Poi, nell’ufficio tutto era in ordine, nessun segno come
quelli lasciati dai ladri mentre frugano alla ricerca di beni di
valore.
.. c'era un'annotazione del medico legale che parlava di un colpo inferto dal basso verso l'alto. Che l'assassino fosse seduto o in ginocchio?
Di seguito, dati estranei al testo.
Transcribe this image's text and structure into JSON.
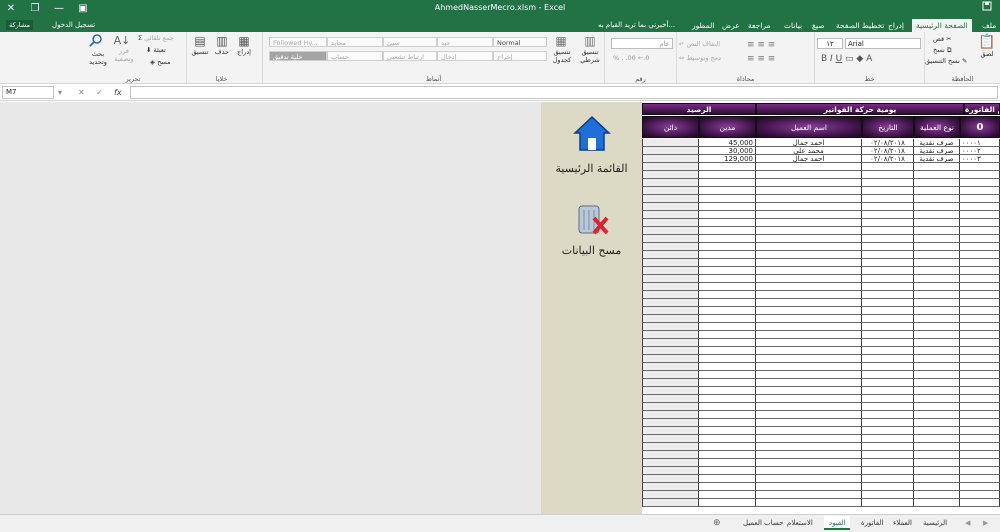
{
  "window": {
    "title": "AhmedNasserMecro.xlsm - Excel",
    "save_icon": "save-icon"
  },
  "ribbon_tabs": [
    "ملف",
    "الصفحة الرئيسية",
    "إدراج",
    "تخطيط الصفحة",
    "صيغ",
    "بيانات",
    "مراجعة",
    "عرض",
    "المطور"
  ],
  "active_tab": "الصفحة الرئيسية",
  "tell_me": "أخبرني بما تريد القيام به...",
  "sign_in": "تسجيل الدخول",
  "share": "مشاركة",
  "ribbon": {
    "clipboard": {
      "cut": "قص",
      "copy": "نسخ",
      "paint": "نسخ التنسيق",
      "paste": "لصق",
      "label": "الحافظة"
    },
    "font": {
      "name": "Arial",
      "size": "١٢",
      "label": "خط"
    },
    "alignment": {
      "wrap": "التفاف النص",
      "merge": "دمج وتوسيط",
      "label": "محاذاة"
    },
    "number": {
      "format": "عام",
      "label": "رقم"
    },
    "styles": {
      "conditional": "تنسيق شرطي",
      "as_table": "تنسيق كجدول",
      "boxes": [
        "Normal",
        "جيد",
        "سيئ",
        "محايد",
        "Followed Hy...",
        "إخراج",
        "إدخال",
        "ارتباط تشعبي",
        "حساب",
        "خلية تدقيق"
      ],
      "label": "أنماط"
    },
    "cells": {
      "insert": "إدراج",
      "delete": "حذف",
      "format": "تنسيق",
      "label": "خلايا"
    },
    "editing": {
      "autosum": "جمع تلقائي",
      "fill": "تعبئة",
      "clear": "مسح",
      "sort": "فرز وتصفية",
      "find": "بحث وتحديد",
      "label": "تحرير"
    }
  },
  "formula_bar": {
    "name_box": "M7",
    "fx": "fx",
    "value": ""
  },
  "side_panel": {
    "home_label": "القائمة الرئيسية",
    "home_icon": "home-icon",
    "clear_label": "مسح البيانات",
    "clear_icon": "recycle-bin-delete-icon"
  },
  "sheet": {
    "header_invoice": "رقم الفاتورة",
    "header_journal": "يومية حركة الفواتير",
    "header_balance": "الرصيد",
    "invoice_no": "0",
    "columns": [
      "نوع العملية",
      "التاريخ",
      "اسم العميل",
      "مدين",
      "دائن"
    ],
    "rows": [
      {
        "num": "٠٠٠٠١",
        "type": "صرف نقدية",
        "date": "٠٢/٠٨/٢٠١٨",
        "client": "احمد جمال",
        "debit": "45,000",
        "credit": ""
      },
      {
        "num": "٠٠٠٠٢",
        "type": "صرف نقدية",
        "date": "٠٢/٠٨/٢٠١٨",
        "client": "محمد علي",
        "debit": "30,000",
        "credit": ""
      },
      {
        "num": "٠٠٠٠٣",
        "type": "صرف نقدية",
        "date": "٠٢/٠٨/٢٠١٨",
        "client": "احمد جمال",
        "debit": "129,000",
        "credit": ""
      }
    ]
  },
  "sheet_tabs": [
    "الرئيسية",
    "العملاء",
    "الفاتورة",
    "القيود",
    "الاستعلام",
    "حساب العميل"
  ],
  "active_sheet": "القيود",
  "colors": {
    "excel_green": "#217346",
    "header_purple": "#5a1f66",
    "side_panel": "#dcd9c4"
  }
}
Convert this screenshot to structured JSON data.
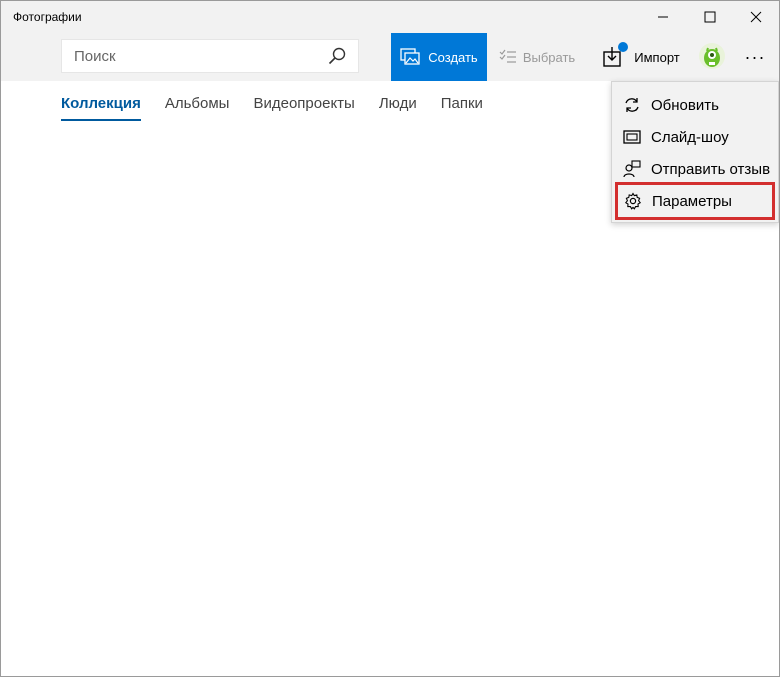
{
  "window": {
    "title": "Фотографии"
  },
  "window_controls": {
    "minimize": "—",
    "maximize": "☐",
    "close": "✕"
  },
  "search": {
    "placeholder": "Поиск",
    "value": ""
  },
  "toolbar": {
    "create_label": "Создать",
    "select_label": "Выбрать",
    "import_label": "Импорт",
    "more_label": "···"
  },
  "tabs": [
    {
      "label": "Коллекция",
      "active": true
    },
    {
      "label": "Альбомы",
      "active": false
    },
    {
      "label": "Видеопроекты",
      "active": false
    },
    {
      "label": "Люди",
      "active": false
    },
    {
      "label": "Папки",
      "active": false
    }
  ],
  "menu": {
    "items": [
      {
        "label": "Обновить",
        "icon": "refresh-icon"
      },
      {
        "label": "Слайд-шоу",
        "icon": "slideshow-icon"
      },
      {
        "label": "Отправить отзыв",
        "icon": "feedback-icon"
      },
      {
        "label": "Параметры",
        "icon": "gear-icon",
        "highlighted": true
      }
    ]
  },
  "colors": {
    "accent": "#0078d7",
    "highlight_border": "#d32f2f",
    "active_tab": "#005a9e"
  }
}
Bisogna andare a rileggersi le carte ma, soprattutto, andare a sentire tutti i possibili testimoni dell’epoca, sempre che siano ancora vivi. Uno di questi è l’ispettore Panseca, un poliziotto che ha ancora un buona memoria:
Gli informatori avevano la bocca cucita.
C'era qualcosa di segreto dietro al delitto. Io comunque alla rapina non ci ho mai creduto.
Le
indagini furono chiuse per le pressioni dall'alto: il morto era il
genero del capomafia della zona, Don Tano Genco, che probabilmente
aveva usato l’ufficio postale per il riciclaggio di soldi
sporchi.
Un delitto di mafia?
Anche
questa ricostruzione non torna molto.
Panseca però, di fronte
alla freddezza di Giulia, da vecchio gentiluomo, la invita a
lasciarsi andare:
Ti piacerà vivere qui, dottoressa, c’è il sole che scalda e il mare è respiro vitale. Qui non si muore, al massimo si passeggia in un’altra dimensione. Noi siciliani siamo eterni.
L’indagine
diventa un modo per scacciare via tutto il malessere per quel dolore
che si porta dentro, legato al suo passato, a quella sua ricerca di
identità.
Paradossalmente, anche dentro quel delitto, una volta
scoperto il nome dell’assassino, o dell’assassino e il perché,
si troverà di fronte ad una questione di identità.
È come se
la poliziotta e l’assassino (o assassina) si fossero trovati di
fronte allo specchio, ciascuno in grado di vedere il dolore e
l’infelicità nell’altro.
Lei è nata infelice. L'ho sentita compagna nel dolore, perciò mi sono fidata di lei.
Forse
è arrivato il momento di cacciar via quel verme che ti sta mangiando
da dentro e lasciarsi andare di fronte alle bellezze di quella città,
il mare, i colori, perfino la bellezza di uno dei mercati rionali
“Il mercato era un concentrato di colori. Il rosso delle fragole e dei pomodori, il verde delle fave, dei piselli, della lattuga; l’arancio per la papaya, il viola per le melanzane”.
Pur cadendo un po' in qualche cliché (quando la bella poliziotta scopre l'amore..), rimane una lettura piacevole e interessante, in particolare sul tema dell'identità, sullo scoprire chi siamo veramente (e nell'accettare chi siamo veramente).